Quoi qu'il m'en coûte, mes petits lecteurs, je dois vous faire connaître la véritable occupation de César et d'Aimée. Il est donc inutile de vous le dissimuler, leur commerce de fleurs n'était qu'un prétexte pour demander l'aumône; ils faisaient le honteux métier de mendiants!... Un dur métier, croyez-moi, et qui procure tant de misères, d'ennuis et de fatigues, que je me demande comment il se trouve des paresseux assez mal inspirés pour le choisir volontairement. Quant à mes amis, ils ne l'avaient point choisi, au contraire; c'était bien malgré eux et tout à fait à leur corps défendant qu'ils s'y livraient. Que cette répugnance les réhabilite à vos yeux et fasse qu'il se trouve pour eux une toute petite place dans un coin de votre coeur.
CHAPITRE II.
Où il est prouvé que la fortune nous arrive parfois à l'improviste, sans être attendue, et qu'elle s'en va non moins vite.

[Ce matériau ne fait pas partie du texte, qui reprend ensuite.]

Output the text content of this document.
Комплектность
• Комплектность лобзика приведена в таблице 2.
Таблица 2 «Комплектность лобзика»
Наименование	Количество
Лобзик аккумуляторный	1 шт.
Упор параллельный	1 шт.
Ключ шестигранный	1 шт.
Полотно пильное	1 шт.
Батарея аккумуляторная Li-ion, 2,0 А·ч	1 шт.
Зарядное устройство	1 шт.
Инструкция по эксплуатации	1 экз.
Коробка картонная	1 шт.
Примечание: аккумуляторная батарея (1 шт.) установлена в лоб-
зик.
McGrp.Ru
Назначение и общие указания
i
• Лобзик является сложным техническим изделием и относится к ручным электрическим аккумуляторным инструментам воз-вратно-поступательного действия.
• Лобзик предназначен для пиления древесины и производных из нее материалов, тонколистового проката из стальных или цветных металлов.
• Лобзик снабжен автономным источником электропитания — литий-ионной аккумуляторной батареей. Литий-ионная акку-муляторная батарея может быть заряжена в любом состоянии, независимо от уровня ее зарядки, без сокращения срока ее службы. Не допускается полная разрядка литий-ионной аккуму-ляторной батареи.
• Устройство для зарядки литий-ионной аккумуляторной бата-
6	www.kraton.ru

Un jour, c'était vers la mi-avril, le temps était magnifique et tout le monde était dehors. César et Aimée qui connaissaient les bons endroits, étaient venus, dans l'espoir de faire une recette fabuleuse, se placer à la grille des Tuileries qui ouvre sur la rue Castiglione. Mais à peine s'y trouvaient-ils depuis un quart d'heure que, entraînés par les goûts de leur âge, ils oublièrent la chasse des petits sous pour regarder les enfants qui couraient dans le jardin. Les deux paniers de roses et de muguet gisaient sans plus de façon sur le trottoir; quant à leurs propriétaires, ils suivaient avec un vif intérêt les parties qui se jouaient de l'autre côté de la grille. Ils étaient si complétement absorbés dans leur contemplation qu'ils ne virent point descendre de voiture, à quelques pas d'eux, une jeune et belle dame, laquelle vint droit à César et lui dit en lui glissant quelque chose dans la main: «Prenez ceci et priez Dieu pour qu'il rende la santé à un pauvre enfant dont la mère ne pourrait supporter la perte.»
Mes amis (souffrez que je leur donne ce titre), mes amis stupéfaits n'eurent pas même assez de présence d'esprit pour remercier la jeune dame, qui, du reste, s'était promptement éloignée.